Val looked small in Carl’s coat, but actually she looked healthy, plump almost. What Agnes then noticed was how skinny all the Originalists were. The Newcomers looked as though they still held onto some of their City fat. And Carl and Val looked solid and healthy. But the other Originalists were lanky, shadows of themselves. Skinniest was Glen.
She watched her mother watch Glen, and Agnes felt brokenhearted. She saw then that the Newcomers mostly avoided Glen, who had wandered back to camp for a meal, a serene look on his face as he waited in line with a bowl. His legs bowed unnaturally. His ribs showed through his hunched back. None of this was so different from the other bodies around, and it was all what Agnes had seen before. But what Agnes saw for the first time, and what she was certain her mother had noticed, was that he stumbled. His sure-footedness was gone. He walked worse than the Newcomers, who weren’t used to stones and roots, the way the ground had natural variations unlike the smooth co
ncrete floors and level streets of the City. It was a big difference. Glen’s feet seemed to have forgotten the texture of the earth. It was the kind of thing that would be hard to come back from.
* * *
That night Bea joined the Community around the fire after dinner. This was the time when everyone was able to relax. The time when stories were told or reminiscences shared. Bea knew this tradition. She knew people had questions for her. Agnes imagined that’s why she had avoided it as long as she had. She had been back for three days. When Bea sat down, the group murmured. Carl announced, “Our storyteller has arrived.” There was even a smattering of applause. Bea blushed, visible even in firelight, as she took a seat. She spoke quietly, and the Community leaned in.
She had taken four trucks and a cargo plane to get back to the City. The first thing she did was shower until the water allotment ran out. Then, twenty-four hours later, she showered again until the water allotment ran out. Then she binged on spaghetti and potato chips. Then she was sick for several days. And then for several more days she felt afraid to leave the building. The City was loud and bright, the sun gleaming off every surface. She closed all the curtains and curled into bed for days. People around the fire closed their eyes, imagining doing that too. When she gathered the courage, she went out and took care of some business, she said, flinching at the memory, and Agnes knew she meant tending to Nana’s affairs. And then, she said, she explored.
“What did you see?” they asked.
“I saw some beautiful sunsets because of the smog. There’s even more smog than before. The buildings seem taller, which I didn’t think possible, and their steel and glass reflected those sunsets in a really pretty way.”
“What else?”
“There were so many different vegetables in the market, such bright colors.

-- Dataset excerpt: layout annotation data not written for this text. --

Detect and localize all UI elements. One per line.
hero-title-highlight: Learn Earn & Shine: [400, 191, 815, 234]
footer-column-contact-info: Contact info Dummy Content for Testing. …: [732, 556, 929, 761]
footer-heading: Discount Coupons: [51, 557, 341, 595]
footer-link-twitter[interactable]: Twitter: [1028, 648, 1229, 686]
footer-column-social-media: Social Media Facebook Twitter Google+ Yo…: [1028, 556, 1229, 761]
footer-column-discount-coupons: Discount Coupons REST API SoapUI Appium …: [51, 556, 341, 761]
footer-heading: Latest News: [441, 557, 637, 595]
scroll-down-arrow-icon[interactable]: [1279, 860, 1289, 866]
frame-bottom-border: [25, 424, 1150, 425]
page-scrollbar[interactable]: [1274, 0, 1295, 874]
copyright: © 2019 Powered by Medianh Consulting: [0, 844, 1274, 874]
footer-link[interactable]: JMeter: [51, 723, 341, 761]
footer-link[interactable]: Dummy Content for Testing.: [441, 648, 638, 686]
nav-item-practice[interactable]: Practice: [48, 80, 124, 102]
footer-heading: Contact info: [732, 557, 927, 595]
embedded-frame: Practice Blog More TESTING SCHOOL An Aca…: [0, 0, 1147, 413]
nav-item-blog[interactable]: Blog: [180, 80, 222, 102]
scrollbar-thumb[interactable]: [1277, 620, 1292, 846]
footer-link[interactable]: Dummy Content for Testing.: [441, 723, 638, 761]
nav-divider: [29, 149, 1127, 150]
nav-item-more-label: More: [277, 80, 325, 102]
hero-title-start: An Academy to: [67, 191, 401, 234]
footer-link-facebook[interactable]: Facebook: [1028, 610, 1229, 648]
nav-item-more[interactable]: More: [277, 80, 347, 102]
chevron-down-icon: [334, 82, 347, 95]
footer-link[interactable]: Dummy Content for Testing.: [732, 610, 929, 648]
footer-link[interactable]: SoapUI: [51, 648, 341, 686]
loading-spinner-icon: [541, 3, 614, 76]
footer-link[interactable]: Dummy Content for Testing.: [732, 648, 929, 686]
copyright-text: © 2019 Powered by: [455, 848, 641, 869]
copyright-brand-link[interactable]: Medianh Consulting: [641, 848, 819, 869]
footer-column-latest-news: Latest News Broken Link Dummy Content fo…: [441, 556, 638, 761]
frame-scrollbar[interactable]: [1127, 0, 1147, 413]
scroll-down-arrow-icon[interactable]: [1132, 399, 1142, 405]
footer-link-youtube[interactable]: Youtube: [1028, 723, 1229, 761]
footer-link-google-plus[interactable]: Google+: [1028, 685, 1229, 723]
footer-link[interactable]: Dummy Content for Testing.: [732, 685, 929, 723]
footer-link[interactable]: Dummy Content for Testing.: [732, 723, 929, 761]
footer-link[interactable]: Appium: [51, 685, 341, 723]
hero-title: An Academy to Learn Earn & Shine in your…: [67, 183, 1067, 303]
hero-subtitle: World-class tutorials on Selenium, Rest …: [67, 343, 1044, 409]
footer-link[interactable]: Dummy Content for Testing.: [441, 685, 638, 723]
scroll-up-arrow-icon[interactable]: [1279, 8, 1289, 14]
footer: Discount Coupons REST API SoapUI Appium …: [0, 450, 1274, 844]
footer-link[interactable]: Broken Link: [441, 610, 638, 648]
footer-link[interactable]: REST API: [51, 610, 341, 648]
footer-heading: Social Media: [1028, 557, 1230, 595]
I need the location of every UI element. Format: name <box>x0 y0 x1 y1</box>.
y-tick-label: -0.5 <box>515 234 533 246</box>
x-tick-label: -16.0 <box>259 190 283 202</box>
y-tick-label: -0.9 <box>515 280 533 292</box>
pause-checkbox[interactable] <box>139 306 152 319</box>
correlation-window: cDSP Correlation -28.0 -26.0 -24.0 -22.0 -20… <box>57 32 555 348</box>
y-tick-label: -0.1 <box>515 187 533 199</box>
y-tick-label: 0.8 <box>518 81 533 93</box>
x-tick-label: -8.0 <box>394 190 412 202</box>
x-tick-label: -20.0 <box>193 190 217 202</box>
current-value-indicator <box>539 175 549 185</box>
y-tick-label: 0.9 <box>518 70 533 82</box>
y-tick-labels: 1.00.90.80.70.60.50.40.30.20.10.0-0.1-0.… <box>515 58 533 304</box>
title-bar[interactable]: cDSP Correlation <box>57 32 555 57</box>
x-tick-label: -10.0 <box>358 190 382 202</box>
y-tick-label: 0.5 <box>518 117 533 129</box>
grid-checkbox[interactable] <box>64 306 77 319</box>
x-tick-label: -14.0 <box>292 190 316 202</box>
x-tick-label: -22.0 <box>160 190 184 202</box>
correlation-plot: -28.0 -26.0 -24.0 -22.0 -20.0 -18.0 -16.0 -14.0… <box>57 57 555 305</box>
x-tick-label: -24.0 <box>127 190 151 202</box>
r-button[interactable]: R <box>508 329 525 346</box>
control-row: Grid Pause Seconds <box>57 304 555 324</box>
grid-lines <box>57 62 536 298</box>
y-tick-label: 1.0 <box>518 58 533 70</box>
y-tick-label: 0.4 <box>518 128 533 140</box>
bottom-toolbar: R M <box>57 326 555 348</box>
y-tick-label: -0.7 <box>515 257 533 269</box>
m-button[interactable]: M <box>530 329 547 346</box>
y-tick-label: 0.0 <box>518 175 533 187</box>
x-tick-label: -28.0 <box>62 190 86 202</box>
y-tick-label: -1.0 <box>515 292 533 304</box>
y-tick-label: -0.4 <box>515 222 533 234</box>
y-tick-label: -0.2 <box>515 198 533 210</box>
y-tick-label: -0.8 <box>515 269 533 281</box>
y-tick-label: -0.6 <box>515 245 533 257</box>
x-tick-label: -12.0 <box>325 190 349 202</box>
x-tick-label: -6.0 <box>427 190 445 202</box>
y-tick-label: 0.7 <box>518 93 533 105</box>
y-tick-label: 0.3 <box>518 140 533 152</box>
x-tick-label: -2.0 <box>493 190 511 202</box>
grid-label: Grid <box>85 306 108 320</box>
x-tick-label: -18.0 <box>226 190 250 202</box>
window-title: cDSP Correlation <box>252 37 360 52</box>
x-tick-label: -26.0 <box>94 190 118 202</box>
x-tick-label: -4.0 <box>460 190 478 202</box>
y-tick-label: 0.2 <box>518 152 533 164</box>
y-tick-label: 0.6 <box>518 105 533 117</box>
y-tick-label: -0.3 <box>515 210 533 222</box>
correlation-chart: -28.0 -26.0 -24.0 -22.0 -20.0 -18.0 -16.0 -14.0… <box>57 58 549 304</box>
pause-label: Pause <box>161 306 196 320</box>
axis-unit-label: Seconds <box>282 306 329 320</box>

I could have stood and looked at the produce forever.”
“What did you eat?”
“Well . . .” She paused, embarrassed. “The lines were incredibly long, and often, by the time I got into the store, most of the freshest food was gone. You had to go early in the morning. So I mostly ate potatoes and green peppers.” She saw their disappointment. “But a few times I did manage to purchase some beautiful fruit and greens.” She brightened.